Pemohon juga mempertanyakan alasan penghentian penyidikan apabila masih terdapat ruang untuk memperdalam pembuktian melalui keterangan saksi, dokumen penerbitan izin, riwayat pemanfaatan lahan, dokumen HGU, serta bukti hasil penggeledahan dan penyitaan. (Banggai Times)
Kuasa hukum Pemohon menegaskan permohonan praperadilan tidak dimaksudkan untuk memvonis pihak tertentu.
“Kami tidak meminta siapa pun langsung dinyatakan bersalah. Kami meminta proses hukum dijalankan secara utuh. Jika memang tidak ada tindak pidana, buktikan melalui proses hukum. Tetapi jika masih ada fakta yang belum diperiksa, jangan menghentikan penyidikan sebelum seluruh rangkaian perkara terang.”
Pemohon meminta penyidik menjawab empat hal terkait penerbitan INLOK, yakni siapa yang menerbitkan, apa dasar kewenangannya, apakah prosedurnya sesuai hukum, dan siapa yang memperoleh manfaat dari penerbitan tersebut.
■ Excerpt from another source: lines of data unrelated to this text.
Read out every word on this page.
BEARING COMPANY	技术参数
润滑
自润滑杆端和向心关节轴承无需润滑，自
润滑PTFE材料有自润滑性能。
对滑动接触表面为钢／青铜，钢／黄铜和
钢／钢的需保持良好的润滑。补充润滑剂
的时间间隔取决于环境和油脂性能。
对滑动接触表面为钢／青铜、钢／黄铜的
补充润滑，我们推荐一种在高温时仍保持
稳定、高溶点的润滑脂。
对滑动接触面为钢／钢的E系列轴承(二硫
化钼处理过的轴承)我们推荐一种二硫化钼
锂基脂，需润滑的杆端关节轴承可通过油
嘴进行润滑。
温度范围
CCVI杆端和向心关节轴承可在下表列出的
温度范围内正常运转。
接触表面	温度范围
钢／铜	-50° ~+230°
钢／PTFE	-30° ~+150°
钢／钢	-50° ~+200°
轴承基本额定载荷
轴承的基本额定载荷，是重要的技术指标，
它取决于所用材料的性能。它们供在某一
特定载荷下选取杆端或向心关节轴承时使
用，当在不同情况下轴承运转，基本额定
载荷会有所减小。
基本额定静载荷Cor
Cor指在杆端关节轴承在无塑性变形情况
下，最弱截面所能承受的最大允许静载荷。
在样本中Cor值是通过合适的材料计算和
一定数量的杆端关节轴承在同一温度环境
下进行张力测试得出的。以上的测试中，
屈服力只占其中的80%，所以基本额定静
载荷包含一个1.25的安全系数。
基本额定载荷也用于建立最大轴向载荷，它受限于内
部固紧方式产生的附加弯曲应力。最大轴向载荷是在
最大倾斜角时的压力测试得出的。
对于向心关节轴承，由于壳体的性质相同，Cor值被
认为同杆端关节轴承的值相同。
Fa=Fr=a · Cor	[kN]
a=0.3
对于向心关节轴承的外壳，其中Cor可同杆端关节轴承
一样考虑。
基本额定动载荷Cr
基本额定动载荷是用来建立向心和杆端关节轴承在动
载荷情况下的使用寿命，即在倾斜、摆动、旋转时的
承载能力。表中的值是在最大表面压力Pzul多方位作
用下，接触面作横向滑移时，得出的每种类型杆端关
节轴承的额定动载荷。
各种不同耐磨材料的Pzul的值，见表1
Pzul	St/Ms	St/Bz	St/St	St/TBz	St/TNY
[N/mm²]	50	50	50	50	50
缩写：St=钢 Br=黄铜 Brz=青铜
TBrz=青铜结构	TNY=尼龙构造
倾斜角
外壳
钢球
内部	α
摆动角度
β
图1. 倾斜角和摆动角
Jika penyidikan dilanjutkan, Pemohon meminta pemeriksaan terhadap pejabat penerbit INLOK 2006, INLOK 2007 dan revisi INLOK 2010. Mereka juga meminta pendalaman dokumen perizinan, penelusuran pemanfaatan lahan, serta penghitungan kerugian keuangan negara melalui mekanisme yang dapat dipertanggungjawabkan.
Sidang perdana praperadilan Nomor 19/Pid.Pra/2026/PN.PAL dijadwalkan berlangsung pada Rabu, 19 Agustus 2026.
Pemohon menilai perkara ini tidak hanya berkaitan dengan persoalan lahan, tetapi juga menyangkut perlindungan aset BUMN, kewenangan pejabat dalam menerbitkan izin, dugaan kerugian keuangan negara, serta proses penegakan hukum.